3°) Sur les demandes accessoires
Il apparaît équitable que les dépens de la présente procédure lesquels seront arbitrés à la somme de 7 077,92 euros soient partagés par moitié afin de s’assurer du succès des règlements de la dette par monsieur [W], [Z], [T] [D], chacune des parties y ayant intérêt, étant précisé que si la BANQUE POPULAIRE GRAND OUEST a effectivement exposé des frais importants pour la vente des biens objet de la procédure, la présente juridiction observe, comme précédemment indiqué, que la vente de quelques “lots” (maximum trois) aurait suffit à désintéresser le créancier poursuivant au vu du montant de sa dette. Il n’est donc pas justifié que monsieur [W], [Z], [T] [D] conserve à sa charge l’intégralité des frais exposés par la BANQUE POPULAIRE GRAND OUEST, frais qui auraient pu être limités dès l’origine.

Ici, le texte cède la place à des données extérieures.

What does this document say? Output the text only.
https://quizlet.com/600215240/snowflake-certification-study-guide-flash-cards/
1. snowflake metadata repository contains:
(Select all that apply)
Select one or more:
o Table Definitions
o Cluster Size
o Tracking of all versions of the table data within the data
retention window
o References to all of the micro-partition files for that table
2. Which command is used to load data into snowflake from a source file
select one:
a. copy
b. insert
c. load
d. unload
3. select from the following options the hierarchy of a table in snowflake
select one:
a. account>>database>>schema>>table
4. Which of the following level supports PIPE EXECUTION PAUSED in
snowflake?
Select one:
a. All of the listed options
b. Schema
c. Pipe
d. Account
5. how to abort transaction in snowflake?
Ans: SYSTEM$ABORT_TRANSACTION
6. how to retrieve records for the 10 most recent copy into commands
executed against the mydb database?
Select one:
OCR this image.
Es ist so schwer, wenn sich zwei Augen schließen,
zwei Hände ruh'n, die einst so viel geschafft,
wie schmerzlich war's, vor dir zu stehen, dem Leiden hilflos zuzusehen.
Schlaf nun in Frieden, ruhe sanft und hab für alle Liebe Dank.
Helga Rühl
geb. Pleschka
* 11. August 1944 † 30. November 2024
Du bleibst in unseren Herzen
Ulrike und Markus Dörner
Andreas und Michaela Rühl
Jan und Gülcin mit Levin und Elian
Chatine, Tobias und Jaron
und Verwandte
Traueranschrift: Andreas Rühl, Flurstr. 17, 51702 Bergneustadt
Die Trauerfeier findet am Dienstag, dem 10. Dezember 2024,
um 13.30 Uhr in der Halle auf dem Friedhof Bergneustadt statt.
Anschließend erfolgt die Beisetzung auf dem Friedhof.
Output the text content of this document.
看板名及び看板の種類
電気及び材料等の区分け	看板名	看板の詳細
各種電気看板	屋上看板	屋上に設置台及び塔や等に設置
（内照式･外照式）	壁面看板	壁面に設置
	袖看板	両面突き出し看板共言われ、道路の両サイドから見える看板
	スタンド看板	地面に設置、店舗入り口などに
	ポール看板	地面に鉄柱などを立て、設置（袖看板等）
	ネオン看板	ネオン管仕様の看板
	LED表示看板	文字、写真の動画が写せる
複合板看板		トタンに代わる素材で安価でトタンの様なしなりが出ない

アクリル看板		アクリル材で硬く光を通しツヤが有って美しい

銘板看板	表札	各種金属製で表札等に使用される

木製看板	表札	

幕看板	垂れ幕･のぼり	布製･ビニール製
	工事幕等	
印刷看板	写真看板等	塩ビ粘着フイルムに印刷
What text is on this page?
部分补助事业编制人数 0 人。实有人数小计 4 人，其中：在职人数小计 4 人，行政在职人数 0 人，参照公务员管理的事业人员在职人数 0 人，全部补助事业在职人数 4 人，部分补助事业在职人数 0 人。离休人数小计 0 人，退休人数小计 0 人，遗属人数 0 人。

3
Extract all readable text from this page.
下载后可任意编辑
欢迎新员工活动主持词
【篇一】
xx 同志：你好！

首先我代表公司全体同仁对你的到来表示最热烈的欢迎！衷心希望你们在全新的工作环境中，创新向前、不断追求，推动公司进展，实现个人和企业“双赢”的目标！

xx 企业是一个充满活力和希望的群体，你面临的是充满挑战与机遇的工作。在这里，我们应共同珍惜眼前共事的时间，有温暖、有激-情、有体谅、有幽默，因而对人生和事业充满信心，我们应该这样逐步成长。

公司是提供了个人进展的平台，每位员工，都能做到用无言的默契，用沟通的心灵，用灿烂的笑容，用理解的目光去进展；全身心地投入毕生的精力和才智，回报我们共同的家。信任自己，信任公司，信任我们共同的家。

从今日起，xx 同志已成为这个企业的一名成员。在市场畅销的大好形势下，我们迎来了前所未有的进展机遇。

Ainsi le créancier poursuivant conservera à sa charge la somme de 3 538,96 euros et le débiteur sera condamné à payer cette même somme, laquelle s’ajoutera au montant de la créance fixée, afin que les délais de paiement octroyés portent également sur les dépens ainsi liquidés.
PAR CES MOTIFS
Statuant après débats en audience publique, par décision mise à disposition au greffe réputée contradictoire et en premier ressort ;
REJETTE la vente forcée de l’ensemble immobilier saisi par la BANQUE POPULAIRE GRAND OUEST sur monsieur [W], [Z], [T] [D] ;
FIXE la créance de la BANQUE POPULAIRE GRAND OUEST, partie poursuivante, à la somme totale de 56 859,67 euros selon décompte arrêté au 30 novembre 2023 ;
FIXE les dépens de la présente procédure à la somme de 7 077,92 euros ;
CONDAMNE monsieur [W], [Z], [T] [D] au paiement de la moitié des dépens de la présente procédure soit la somme de 3 538,96 euros ;
DIT en conséquence que monsieur [W], [Z], [T] [D] doit s’acquitter d’une somme totale de 60 398,63 euros, en principal, intérêts et dépens liquidés ;
REJETTE la demande de la BANQUE POPULAIRE GRAND OUEST de voir appliquer un taux d’intérêt majoré durant le délai de grâce ainsi octroyé ;
DIT en conséquence que le taux d’intérêt applicable sera le taux d’intérêt légal ;
AUTORISE monsieur [W], [Z], [T] [D] à s’acquitter de sa dette au moyen de 24 mensualités à savoir 23 mensualités de 2 500 euros chacune et la dernière du solde restant dû soit la somme de 2 898,63 euros, versements qui devront intervenir au plus tard le 10 de chaque mois, et le premier versement dans le mois suivant la signification du présent jugement ;
DIT que les paiements s’imputeront d’abord sur le capital ;
DIT qu’à défaut d’un seul règlement au titre du délai de grâce, 15 jours après une mise en demeure restée infructueuse, le solde de la dette deviendra immédiatement exigible, monsieur [W], [Z], [T] [D] étant déchu du bénéfice des délais ainsi accordés ;
RAPPELLE que les dépens liquidés sont partagés de sorte que la BANQUE POPULAIRE GRAND OUEST conservera à sa charge la somme de 3 538,96 euros, la SA BANQUE POPIULAIRE GRAND OUEST devant supporter en outre les frais injustifiés ou inutiles ;
RAPPELLE que le présent jugement devra être notifié par voie de signification comme prévu à l’article R 311-7 du code des procédures civiles d’exécution.
Ainsi jugé et prononcé le DIX HUIT NOVEMBRE DEUX MILLE VINGT CINQ.